# Ready for the Ring?



## AcesWild (Nov 29, 2008)

He looks very intent! I like it!


----------



## Tahnee GR (Aug 26, 2006)

He looks good  I could only wish that my Bindi looked so ready-she is in full ugly duckling stage!


----------



## Tanyac (Jun 18, 2008)

Wow, what a handsome pup!!


----------



## Gwen (Aug 9, 2007)

....a different angle.


----------



## Angel_Kody (Feb 27, 2007)

You know I'm no expert Gwen...but Razz is going to dazzle them all!


----------



## JDandBigAm (Aug 25, 2008)

Razz is a cutie. Just be prepared after you have paid your fee to enter a show that he may go through one of the many awkward stages the day of the show....My pup is 9 months and he has probably had one week of looking really nice and put together right.


----------



## kjarv24 (Nov 7, 2008)

I can't help but Razz is just GORGEOUS!!!!!  I think he looks great!
Jealous lol as Jake is almost 6months and our progress isn't as good lol


----------



## amy22 (May 11, 2008)

Razz is soo handsome..good luck!!!


----------



## Kohanagold (Nov 5, 2008)

Wow.... I wish Paige held it together like that at 6 mths!! LOL. He is very cute, but he is just a baby. I only ever enter them that young for the experience, but I can honestly say if he were mine, I'd enter him. BJ


----------



## goldengirls550 (Jun 12, 2008)

Aww he looks great! He reminds me of our Cruise, Razz is just a tad older!


----------



## BEBE (Feb 3, 2009)

I am sure he will do well, he is a baby ...... I see ribbons in his future  Good Luck


----------



## Gwen (Aug 9, 2007)

BEBE said:


> I am sure he will do well, he is a baby ...... I see ribbons in his future  Good Luck


We're entered in Peterborough, Ont on July 3, 4, 5 & 6th with Graeme Burdon in the driver's seat! I'll let everyone know how we do!


----------



## Conquerergold (Dec 12, 2007)

Gwen said:


> We're entered in Peterborough, Ont on July 3, 4, 5 & 6th with Graeme Burdon in the driver's seat! I'll let everyone know how we do!

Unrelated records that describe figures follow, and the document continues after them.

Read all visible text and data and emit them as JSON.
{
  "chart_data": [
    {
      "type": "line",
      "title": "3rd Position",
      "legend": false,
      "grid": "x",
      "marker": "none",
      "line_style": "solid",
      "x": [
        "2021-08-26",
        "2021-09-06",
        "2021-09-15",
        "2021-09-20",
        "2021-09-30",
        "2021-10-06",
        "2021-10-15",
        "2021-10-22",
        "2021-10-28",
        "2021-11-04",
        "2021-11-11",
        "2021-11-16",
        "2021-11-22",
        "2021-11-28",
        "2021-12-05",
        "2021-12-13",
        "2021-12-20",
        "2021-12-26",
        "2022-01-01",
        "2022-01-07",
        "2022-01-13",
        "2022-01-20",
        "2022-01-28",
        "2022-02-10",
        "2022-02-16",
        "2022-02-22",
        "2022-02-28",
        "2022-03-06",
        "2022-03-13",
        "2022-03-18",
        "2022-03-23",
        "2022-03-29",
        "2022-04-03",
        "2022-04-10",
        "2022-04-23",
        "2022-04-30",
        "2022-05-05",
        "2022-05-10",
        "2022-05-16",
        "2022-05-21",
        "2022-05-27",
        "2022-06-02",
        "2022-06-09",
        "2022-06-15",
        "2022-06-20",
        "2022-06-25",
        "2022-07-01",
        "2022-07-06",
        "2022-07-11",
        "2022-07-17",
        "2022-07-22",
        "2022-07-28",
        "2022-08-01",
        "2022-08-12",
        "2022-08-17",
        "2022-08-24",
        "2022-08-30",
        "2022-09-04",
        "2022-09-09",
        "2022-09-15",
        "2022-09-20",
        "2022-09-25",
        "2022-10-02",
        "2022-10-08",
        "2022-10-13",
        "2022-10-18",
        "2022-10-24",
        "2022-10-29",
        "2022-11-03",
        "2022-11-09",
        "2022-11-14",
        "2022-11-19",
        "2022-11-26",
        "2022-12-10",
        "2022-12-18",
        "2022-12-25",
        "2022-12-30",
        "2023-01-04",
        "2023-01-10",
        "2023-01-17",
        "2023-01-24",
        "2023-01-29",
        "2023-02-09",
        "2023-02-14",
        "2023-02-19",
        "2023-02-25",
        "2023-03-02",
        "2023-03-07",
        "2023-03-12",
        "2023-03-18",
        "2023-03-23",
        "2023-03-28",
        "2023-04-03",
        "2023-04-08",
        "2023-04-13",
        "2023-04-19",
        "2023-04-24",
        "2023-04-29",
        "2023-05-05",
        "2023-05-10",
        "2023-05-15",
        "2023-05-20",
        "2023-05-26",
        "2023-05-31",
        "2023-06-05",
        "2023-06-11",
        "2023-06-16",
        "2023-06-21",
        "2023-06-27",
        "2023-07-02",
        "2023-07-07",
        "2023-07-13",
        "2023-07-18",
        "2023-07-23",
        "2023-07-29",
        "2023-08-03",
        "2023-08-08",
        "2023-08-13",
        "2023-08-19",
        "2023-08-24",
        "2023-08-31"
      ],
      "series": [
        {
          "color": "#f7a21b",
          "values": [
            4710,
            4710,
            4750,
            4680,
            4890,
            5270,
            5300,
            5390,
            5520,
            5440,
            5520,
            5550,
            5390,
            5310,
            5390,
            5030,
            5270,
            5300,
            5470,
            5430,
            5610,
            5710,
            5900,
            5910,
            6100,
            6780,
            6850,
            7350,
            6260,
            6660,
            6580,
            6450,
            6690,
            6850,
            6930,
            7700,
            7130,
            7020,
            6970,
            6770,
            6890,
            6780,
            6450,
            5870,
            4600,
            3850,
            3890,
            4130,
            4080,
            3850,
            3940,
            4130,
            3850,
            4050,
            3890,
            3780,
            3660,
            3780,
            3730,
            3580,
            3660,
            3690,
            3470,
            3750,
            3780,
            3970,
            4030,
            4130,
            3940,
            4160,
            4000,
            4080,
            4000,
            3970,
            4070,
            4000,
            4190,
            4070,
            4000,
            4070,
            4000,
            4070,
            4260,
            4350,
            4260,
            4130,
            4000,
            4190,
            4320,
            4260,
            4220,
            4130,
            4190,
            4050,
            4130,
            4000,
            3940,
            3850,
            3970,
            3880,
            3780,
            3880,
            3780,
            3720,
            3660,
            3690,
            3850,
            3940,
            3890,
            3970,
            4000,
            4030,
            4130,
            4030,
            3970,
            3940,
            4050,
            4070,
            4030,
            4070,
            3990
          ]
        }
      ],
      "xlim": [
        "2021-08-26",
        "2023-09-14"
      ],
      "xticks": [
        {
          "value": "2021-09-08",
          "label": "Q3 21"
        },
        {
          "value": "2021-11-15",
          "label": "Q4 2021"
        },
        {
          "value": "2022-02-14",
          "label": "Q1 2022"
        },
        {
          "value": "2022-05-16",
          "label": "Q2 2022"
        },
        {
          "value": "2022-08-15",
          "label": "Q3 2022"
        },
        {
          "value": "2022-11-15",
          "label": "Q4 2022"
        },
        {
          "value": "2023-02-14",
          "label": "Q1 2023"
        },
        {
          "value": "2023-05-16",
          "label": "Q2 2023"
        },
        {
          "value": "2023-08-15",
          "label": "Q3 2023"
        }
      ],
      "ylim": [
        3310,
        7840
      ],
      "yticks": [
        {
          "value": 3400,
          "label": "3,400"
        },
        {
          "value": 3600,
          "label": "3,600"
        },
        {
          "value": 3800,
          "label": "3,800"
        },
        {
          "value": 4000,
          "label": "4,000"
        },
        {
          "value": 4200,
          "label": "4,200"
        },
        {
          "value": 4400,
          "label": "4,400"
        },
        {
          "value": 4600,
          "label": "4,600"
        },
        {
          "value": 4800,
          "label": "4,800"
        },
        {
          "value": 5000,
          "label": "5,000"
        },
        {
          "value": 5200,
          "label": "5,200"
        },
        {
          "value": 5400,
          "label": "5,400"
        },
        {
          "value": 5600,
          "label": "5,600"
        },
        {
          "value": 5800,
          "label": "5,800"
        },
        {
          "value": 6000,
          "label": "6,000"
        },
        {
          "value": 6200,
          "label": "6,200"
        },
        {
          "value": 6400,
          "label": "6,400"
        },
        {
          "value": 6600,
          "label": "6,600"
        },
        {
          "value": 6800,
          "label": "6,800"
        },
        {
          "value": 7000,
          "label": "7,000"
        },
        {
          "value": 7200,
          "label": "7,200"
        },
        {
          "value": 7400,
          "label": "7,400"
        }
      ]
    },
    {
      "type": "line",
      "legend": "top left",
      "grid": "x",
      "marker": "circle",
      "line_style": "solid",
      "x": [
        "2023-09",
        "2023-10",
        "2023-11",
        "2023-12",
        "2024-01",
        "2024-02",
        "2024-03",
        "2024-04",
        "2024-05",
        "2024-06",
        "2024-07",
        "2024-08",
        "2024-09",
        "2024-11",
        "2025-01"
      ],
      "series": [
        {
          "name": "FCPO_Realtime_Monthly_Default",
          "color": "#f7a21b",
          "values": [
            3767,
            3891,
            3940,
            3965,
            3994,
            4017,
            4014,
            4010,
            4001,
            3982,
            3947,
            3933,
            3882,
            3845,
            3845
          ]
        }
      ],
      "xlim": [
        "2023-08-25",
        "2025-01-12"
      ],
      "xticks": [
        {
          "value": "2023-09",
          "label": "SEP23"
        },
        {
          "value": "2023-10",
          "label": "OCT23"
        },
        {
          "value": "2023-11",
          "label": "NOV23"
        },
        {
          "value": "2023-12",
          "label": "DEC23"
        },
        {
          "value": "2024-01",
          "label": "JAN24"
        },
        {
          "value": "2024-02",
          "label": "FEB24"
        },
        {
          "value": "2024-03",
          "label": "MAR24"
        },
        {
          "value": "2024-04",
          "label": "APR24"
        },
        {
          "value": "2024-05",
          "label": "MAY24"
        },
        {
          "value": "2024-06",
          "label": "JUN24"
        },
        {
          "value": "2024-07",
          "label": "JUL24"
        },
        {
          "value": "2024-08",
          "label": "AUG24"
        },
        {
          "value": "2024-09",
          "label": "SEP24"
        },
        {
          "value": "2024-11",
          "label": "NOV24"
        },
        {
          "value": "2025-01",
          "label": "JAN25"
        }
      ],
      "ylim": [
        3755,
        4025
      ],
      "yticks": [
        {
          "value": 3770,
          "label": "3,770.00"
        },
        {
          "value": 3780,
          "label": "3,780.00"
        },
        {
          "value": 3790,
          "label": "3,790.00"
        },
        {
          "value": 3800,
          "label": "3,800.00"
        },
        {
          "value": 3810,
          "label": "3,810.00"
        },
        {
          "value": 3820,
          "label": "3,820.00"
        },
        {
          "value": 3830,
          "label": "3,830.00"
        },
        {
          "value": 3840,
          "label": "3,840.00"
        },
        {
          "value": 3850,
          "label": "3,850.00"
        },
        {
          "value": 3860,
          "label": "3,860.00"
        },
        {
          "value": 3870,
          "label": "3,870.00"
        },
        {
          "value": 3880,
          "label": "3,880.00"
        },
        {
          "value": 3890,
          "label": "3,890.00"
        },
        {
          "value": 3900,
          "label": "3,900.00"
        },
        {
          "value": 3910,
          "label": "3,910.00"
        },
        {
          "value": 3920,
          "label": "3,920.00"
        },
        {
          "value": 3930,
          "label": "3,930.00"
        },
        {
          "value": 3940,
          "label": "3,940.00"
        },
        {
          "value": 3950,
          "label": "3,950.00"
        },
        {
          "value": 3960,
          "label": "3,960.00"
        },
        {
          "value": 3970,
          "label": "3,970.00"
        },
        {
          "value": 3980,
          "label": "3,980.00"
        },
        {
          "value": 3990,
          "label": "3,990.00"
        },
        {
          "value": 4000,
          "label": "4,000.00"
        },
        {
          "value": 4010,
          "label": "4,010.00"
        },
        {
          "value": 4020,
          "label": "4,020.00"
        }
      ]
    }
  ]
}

That's the Kawartha shows, right? I will be missing you, we are entered in the Bobcaygeon ones (I think same grounds). My girl Chatter will be there in the Sr. Puppy Bitch class. She made her debut this past weekend and won her class all three days, but that was it. Main thing, she had a lot of fun 

Good Luck Gwen!!!

Here's a photo of Chatter from the weekend.









Cheers
Rob


----------



## Heidi36oh (Feb 27, 2007)

He is beautiful, good luck to you guy's!


----------



## Gwen (Aug 9, 2007)

Conquerergold said:


> That's the Kawartha shows, right? I will be missing you, we are entered in the Bobcaygeon ones (I think same grounds). My girl Chatter will be there in the Sr. Puppy Bitch class. She made her debut this past weekend and won her class all three days, but that was it. Main thing, she had a lot of fun
> 
> Good Luck Gwen!!!
> 
> ...


The Bobcaygeon show is just before the Kawartha Show & is mid week. That show is held in Lindsay on Tues, Wed & Thurs. Peterborough starts on Friday. Unfortunately as a banker, I'm off on Wednesday but have to work the rest of the week I'll be running Razz to Pembroke on Wednesday for grooming with Connie and then off to Peterborough for Friday. I DO have to do something about this work getting in the way of the dogs! Razz is very much a Jr. Puppy being just 6 1/2 months old.

Rob, your girl looks really nice! (Nyg & Razz say VaVa Voom) Maybe we'll be seeing you on the circuit. Unfortunately, I won't be at the GR Specialty in Milton this year as my step-daughter is getting married on that date. I know where I would rather be but I know where I HAVE to be:uhoh::uhoh::uhoh::uhoh: I know, I'm BAD!


----------